Wien einmal wirklich ganz anders. Zwei Tage lang tauchen wir tief ein in die Geschichte der vormaligen k.u.k Monarchiehauptstadt und begeben uns auf die Spuren der Menschen, deren Familien schon seit Ururgroßvaters Zeiten hier leben, arbeiten und den Weltruhm Wiens ein bisschen mit gestaltet haben. Gleich vorweg sei gesagt, dass Ihr die meisten der hier vorgestellten Adressen und Menschen ebenfalls ohne weiteres besuchen könnt; als kleine Gruppe oder bei verstärktem Interesse ist es jedoch ratsam, im Vorhinein einen Termin auszumachen. Gestartet haben wir unsere Entdeckungsreise im Hotel Das Tigra. Dort lässt es sich gemütlich inmitten des 1. Wiener Gemeindebezirks nächtigen und frühstücken; geworben wird mit der Tatsache, dass schon Wolfgang Amadeus dereinst berühmter Gast war.
Manufaktur # 1: Familie Perzy und die berühmte, Original Wiener Schneekugelmanufaktur.

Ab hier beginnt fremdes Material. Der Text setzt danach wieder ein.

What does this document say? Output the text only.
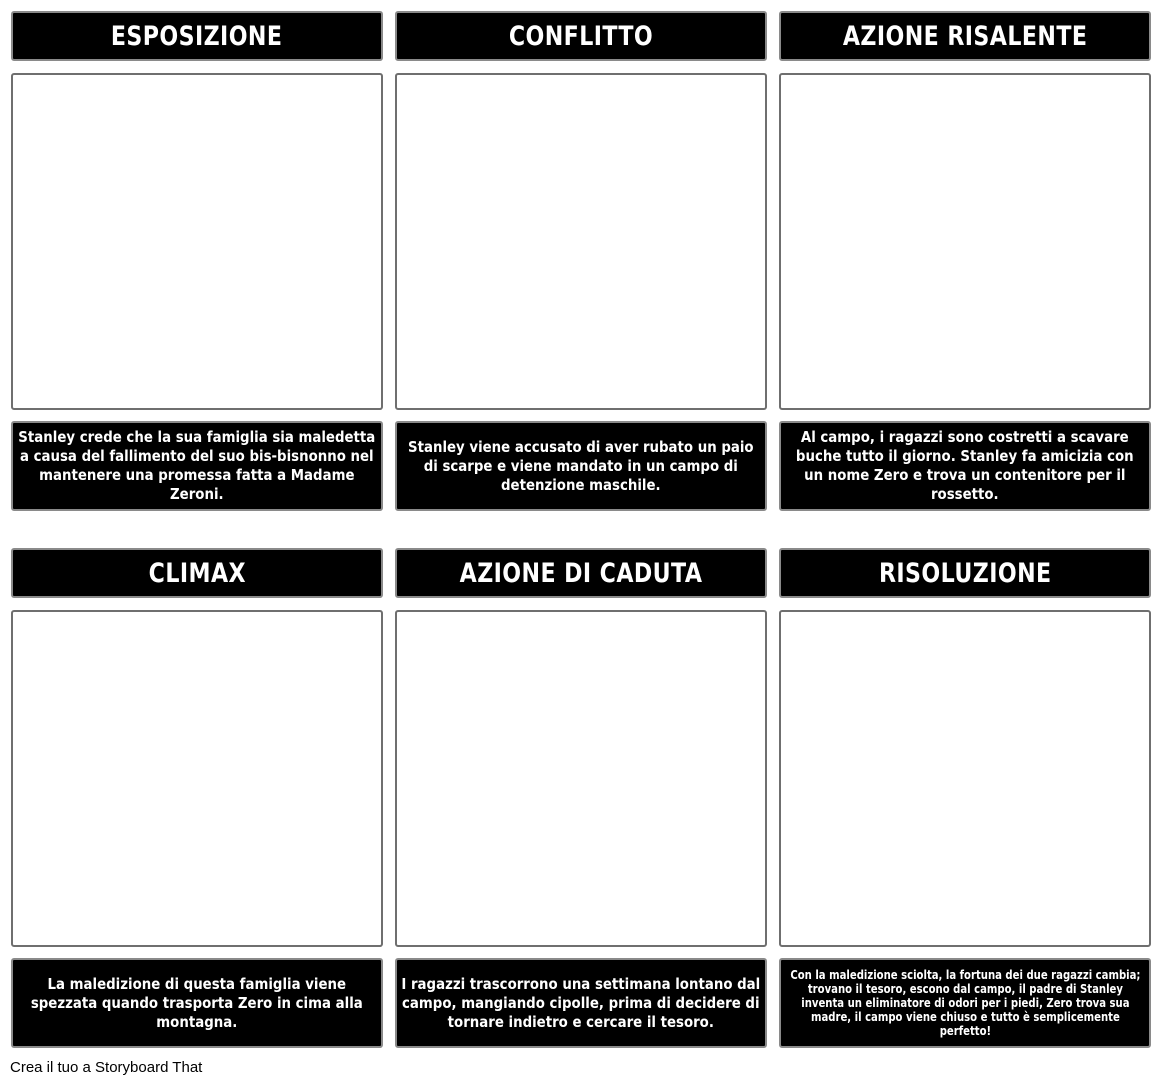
ESPOSIZIONE
Stanley crede che la sua famiglia sia maledetta a causa del fallimento del suo bis-bisnonno nel mantenere una promessa fatta a Madame Zeroni.
CONFLITTO
Stanley viene accusato di aver rubato un paio di scarpe e viene mandato in un campo di detenzione maschile.
AZIONE RISALENTE
Al campo, i ragazzi sono costretti a scavare buche tutto il giorno. Stanley fa amicizia con un nome Zero e trova un contenitore per il rossetto.
CLIMAX
La maledizione di questa famiglia viene spezzata quando trasporta Zero in cima alla montagna.
AZIONE DI CADUTA
I ragazzi trascorrono una settimana lontano dal campo, mangiando cipolle, prima di decidere di tornare indietro e cercare il tesoro.
RISOLUZIONE
Con la maledizione sciolta, la fortuna dei due ragazzi cambia; trovano il tesoro, escono dal campo, il padre di Stanley inventa un eliminatore di odori per i piedi, Zero trova sua madre, il campo viene chiuso e tutto è semplicemente perfetto!
Crea il tuo a Storyboard That
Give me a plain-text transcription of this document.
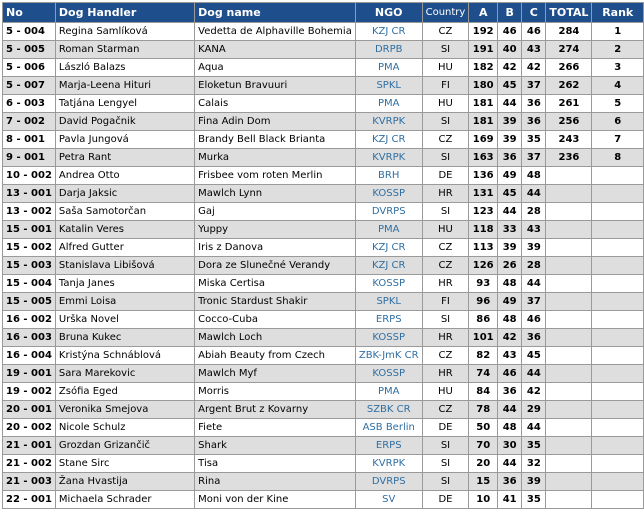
No	Dog Handler	Dog name	NGO	Country	A	B	C	TOTAL	Rank
5 - 004	Regina Samlíková	Vedetta de Alphaville Bohemia	KZJ CR	CZ	192	46	46	284	1
5 - 005	Roman Starman	KANA	DRPB	SI	191	40	43	274	2
5 - 006	László Balazs	Aqua	PMA	HU	182	42	42	266	3
5 - 007	Marja-Leena Hituri	Eloketun Bravuuri	SPKL	FI	180	45	37	262	4
6 - 003	Tatjána Lengyel	Calais	PMA	HU	181	44	36	261	5
7 - 002	David Pogačnik	Fina Adin Dom	KVRPK	SI	181	39	36	256	6
8 - 001	Pavla Jungová	Brandy Bell Black Brianta	KZJ CR	CZ	169	39	35	243	7
9 - 001	Petra Rant	Murka	KVRPK	SI	163	36	37	236	8
10 - 002	Andrea Otto	Frisbee vom roten Merlin	BRH	DE	136	49	48		
13 - 001	Darja Jaksic	Mawlch Lynn	KOSSP	HR	131	45	44		
13 - 002	Saša Samotorčan	Gaj	DVRPS	SI	123	44	28		
15 - 001	Katalin Veres	Yuppy	PMA	HU	118	33	43		
15 - 002	Alfred Gutter	Iris z Danova	KZJ CR	CZ	113	39	39		
15 - 003	Stanislava Libišová	Dora ze Slunečné Verandy	KZJ CR	CZ	126	26	28		
15 - 004	Tanja Janes	Miska Certisa	KOSSP	HR	93	48	44		
15 - 005	Emmi Loisa	Tronic Stardust Shakir	SPKL	FI	96	49	37		
16 - 002	Urška Novel	Cocco-Cuba	ERPS	SI	86	48	46		
16 - 003	Bruna Kukec	Mawlch Loch	KOSSP	HR	101	42	36		
16 - 004	Kristýna Schnáblová	Abiah Beauty from Czech	ZBK-JmK CR	CZ	82	43	45		
19 - 001	Sara Marekovic	Mawlch Myf	KOSSP	HR	74	46	44		
19 - 002	Zsófia Eged	Morris	PMA	HU	84	36	42		
20 - 001	Veronika Smejova	Argent Brut z Kovarny	SZBK CR	CZ	78	44	29		
20 - 002	Nicole Schulz	Fiete	ASB Berlin	DE	50	48	44		
21 - 001	Grozdan Grizančič	Shark	ERPS	SI	70	30	35		
21 - 002	Stane Sirc	Tisa	KVRPK	SI	20	44	32		
21 - 003	Žana Hvastija	Rina	DVRPS	SI	15	36	39		
22 - 001	Michaela Schrader	Moni von der Kine	SV	DE	10	41	35		
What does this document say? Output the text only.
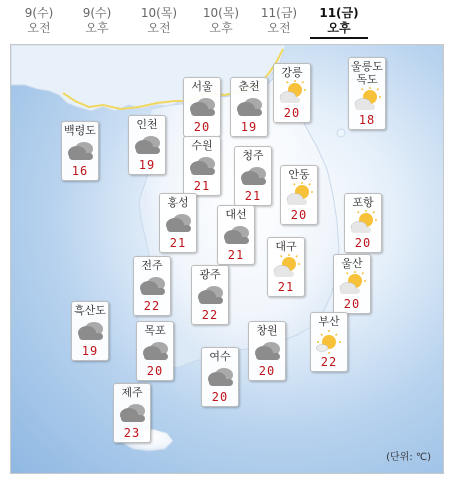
9(수)
오전
9(수)
오후
10(목)
오전
10(목)
오후
11(금)
오전
11(금)
오후
서울
20
춘천
19
강릉
20
울릉도
독도
18
백령도
16
인천
19
수원
21
청주
21
안동
20
홍성
21
대선
21
포항
20
대구
21
전주
22
광주
22
울산
20
흑산도
19
목포
20
창원
20
부산
22
여수
20
제주
23
(단위: ℃)
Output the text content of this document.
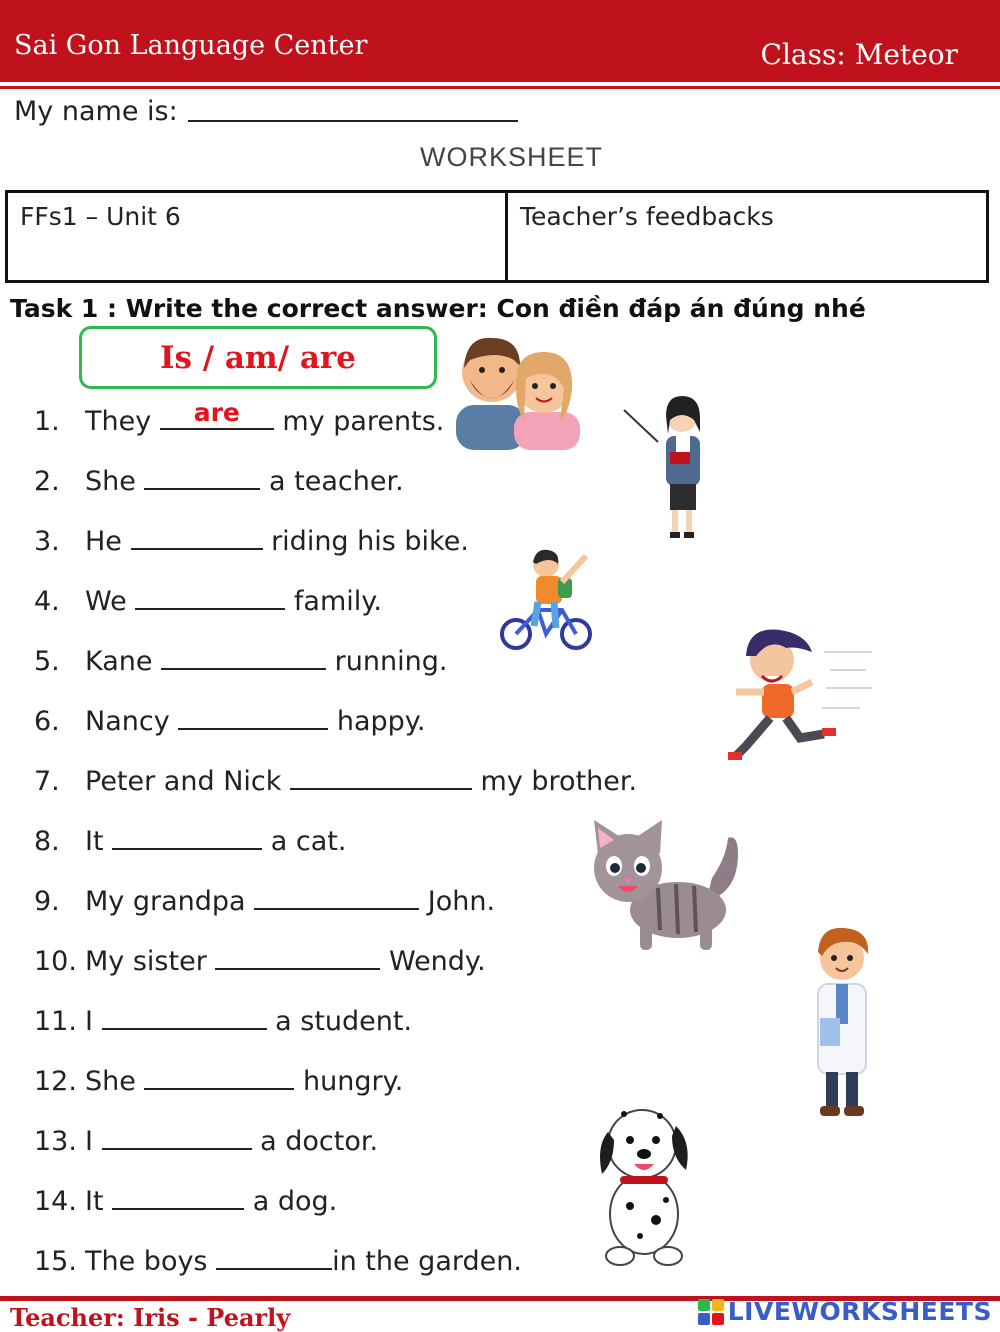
Sai Gon Language Center	Class: Meteor
My name is:
WORKSHEET
FFs1 – Unit 6	Teacher’s feedbacks
Task 1 : Write the correct answer: Con điền đáp án đúng nhé
Is / am/ are
1. They	are	my parents.
2. She	a teacher.
3. He	riding his bike.
4. We	family.
5. Kane	running.
6. Nancy	happy.
7. Peter and Nick	my brother.
8. It	a cat.
9. My grandpa	John.
10. My sister	Wendy.
11. I	a student.
12. She	hungry.
13. I	a doctor.
14. It	a dog.
15. The boys	in the garden.
Teacher: Iris - Pearly	LIVEWORKSHEETS
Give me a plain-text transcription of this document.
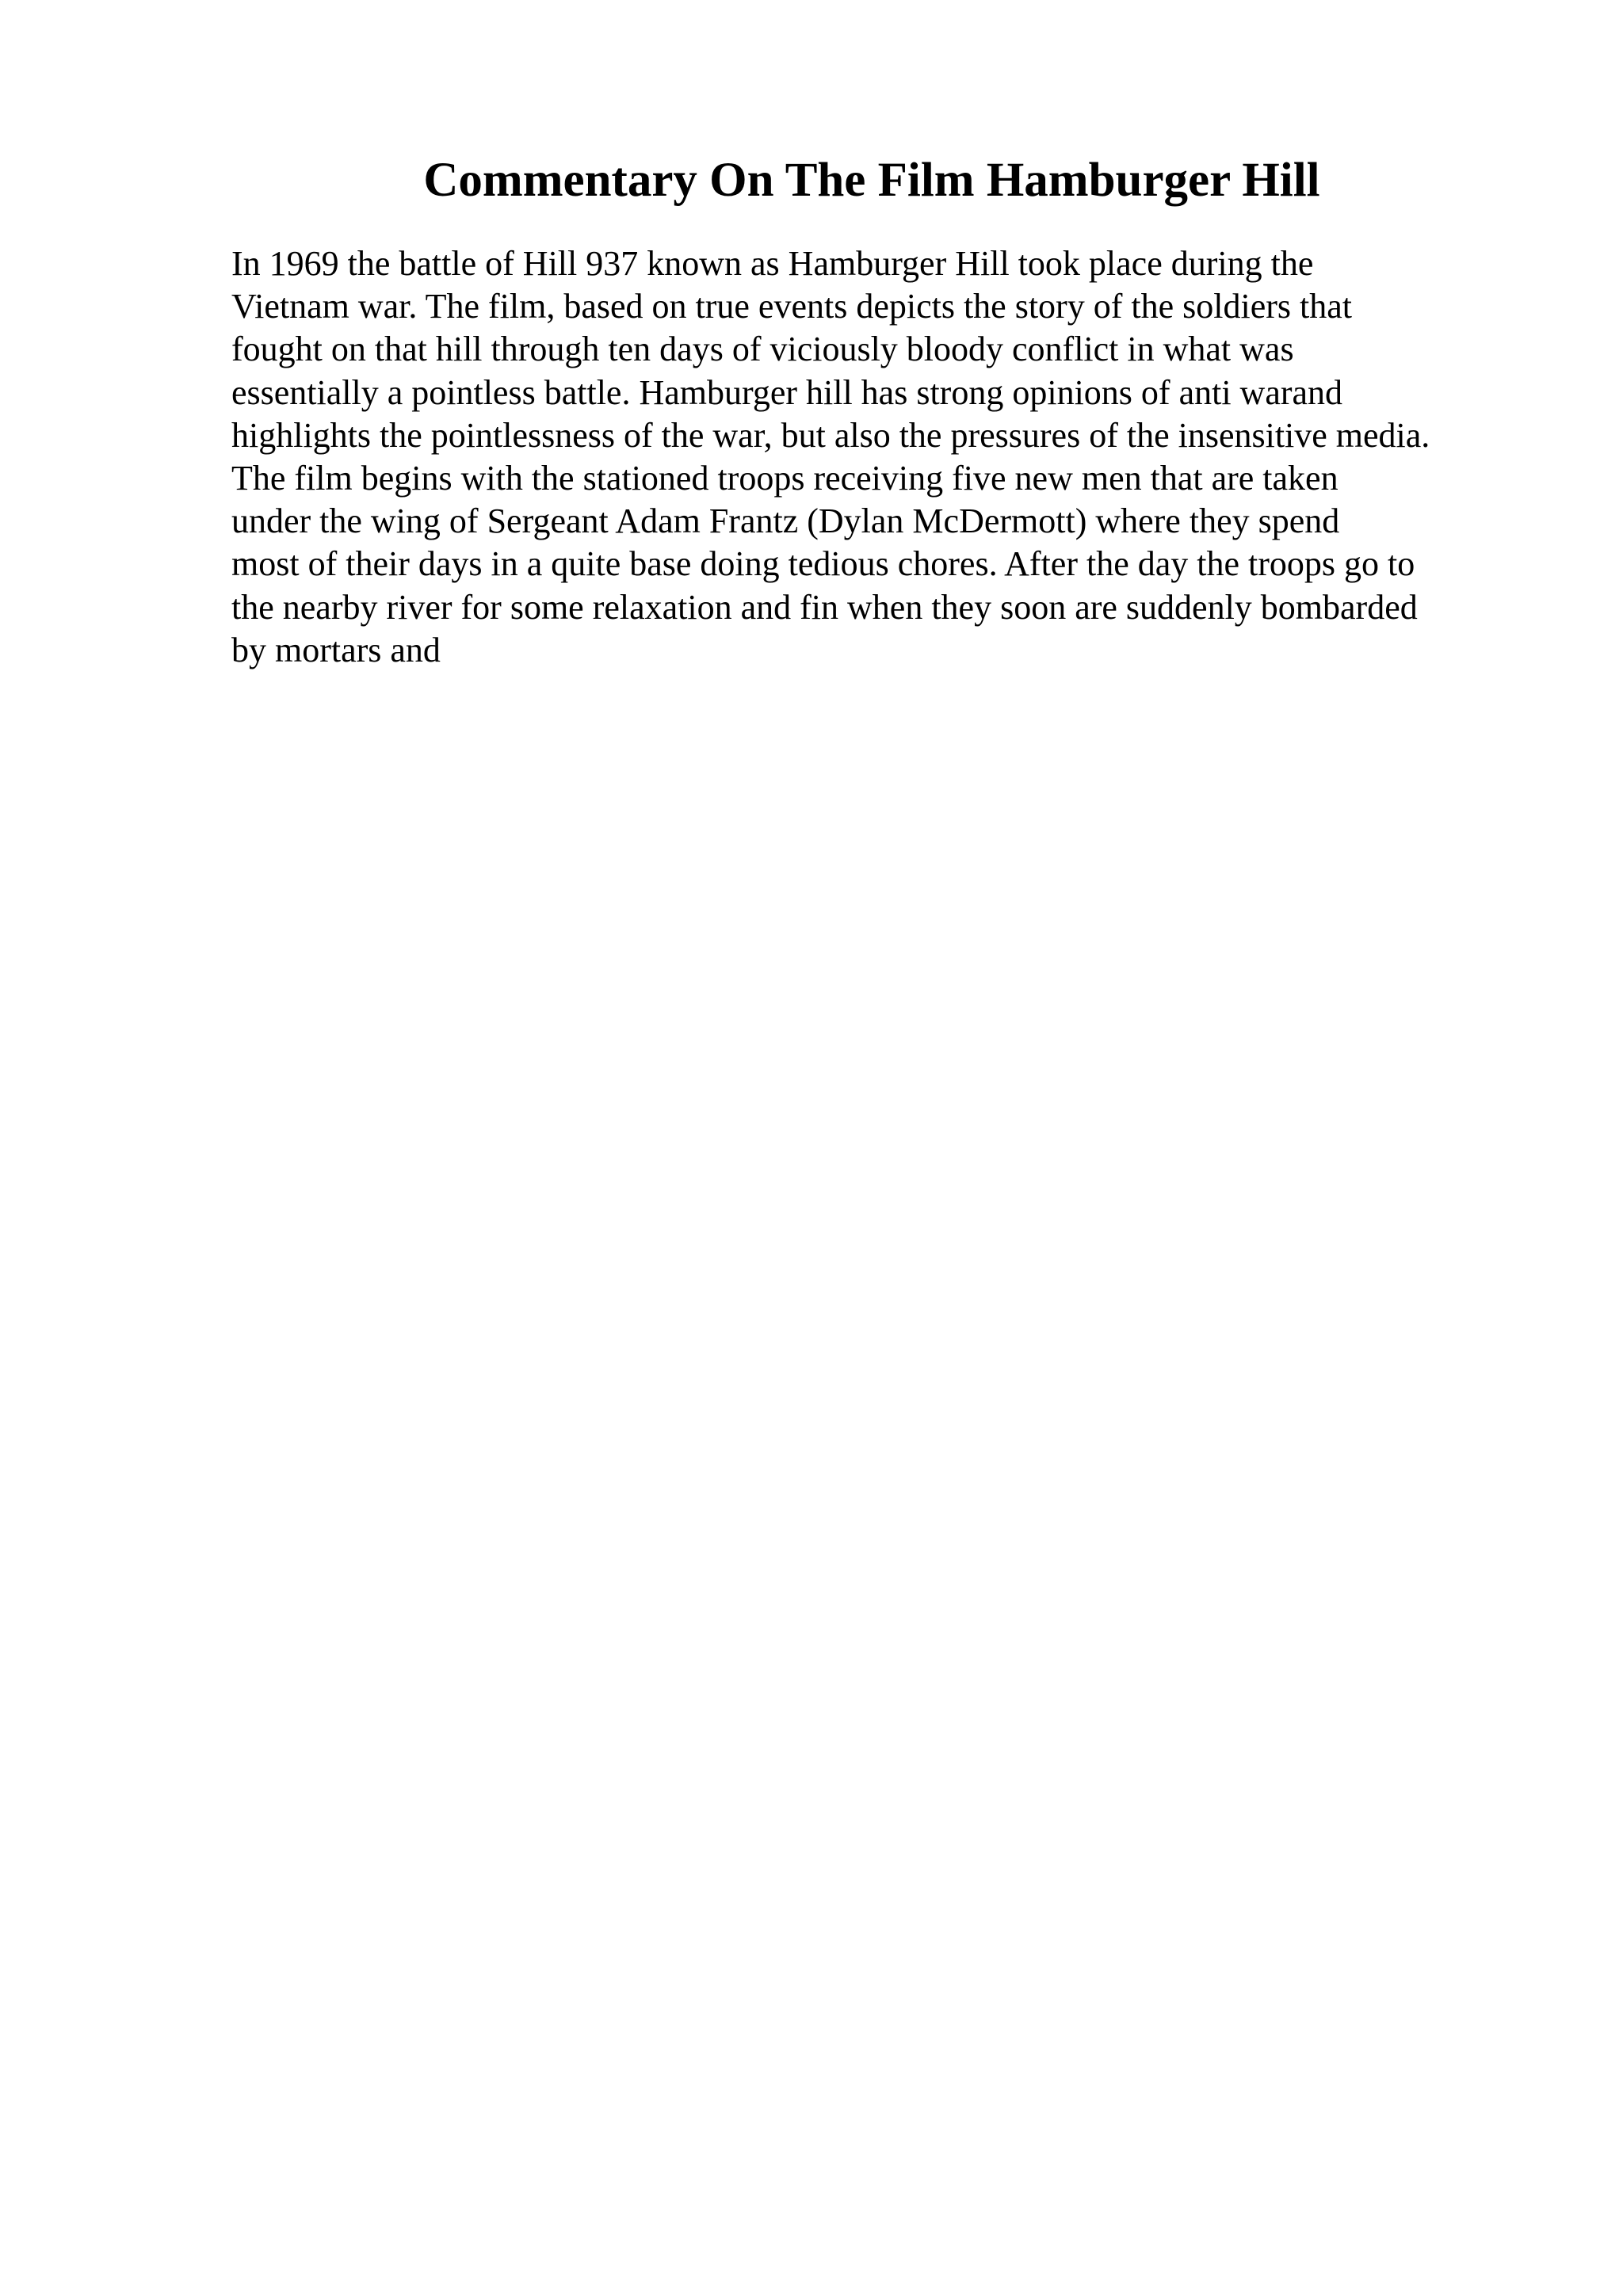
Commentary On The Film Hamburger Hill
In 1969 the battle of Hill 937 known as Hamburger Hill took place during the
Vietnam war. The film, based on true events depicts the story of the soldiers that
fought on that hill through ten days of viciously bloody conflict in what was
essentially a pointless battle. Hamburger hill has strong opinions of anti warand
highlights the pointlessness of the war, but also the pressures of the insensitive media.
The film begins with the stationed troops receiving five new men that are taken
under the wing of Sergeant Adam Frantz (Dylan McDermott) where they spend
most of their days in a quite base doing tedious chores. After the day the troops go to
the nearby river for some relaxation and fin when they soon are suddenly bombarded
by mortars and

Als wir fast vor Hitze zerfließen, schneit es. Gleich neben uns in der Werkstatt. Mitten in einem höchst unscheinbaren Innenhof inmitten des 17. Wiener Gemeindebezirkes steht Erwin Perzy, der sich selbst @SnowManTheThird auf Instagram nennt. Er lässt es schneien, und das schon in vierter Generation: Vor kurzem hat er den Familienbetrieb an seine Tochter übergeben und arbeitet praktischerweise mit dem Schwiegersohn in der Werkstatt weiter. Allein seine charismatische Art, gepaart mit der absolut spannenden Erzählweise über seine Familiengeschichte (der erste „Schnee“ in einer Original Wiener Schneekugel war Griess, sein Großvater, der zufällige Erfinder, eigentlich Chirurgeninstrumentemechaniker ..!) lassen uns buchstäblich an seinen Lippen hängen. Wie bei der Original Wiener Sacher Torte kennt die geheime Rezeptur für die Zusammensetzung der Schneekugel-Flocken nur er, Erwin Perzy. „In Kürze aber, da habt Ihr recht, sollte ich es doch meiner Tochter als offizieller Geschäftsführerin sagen ..!“, erklärt er lachend und führt uns hinter die Kulissen seiner Schneekugel-Manufaktur. Spannend!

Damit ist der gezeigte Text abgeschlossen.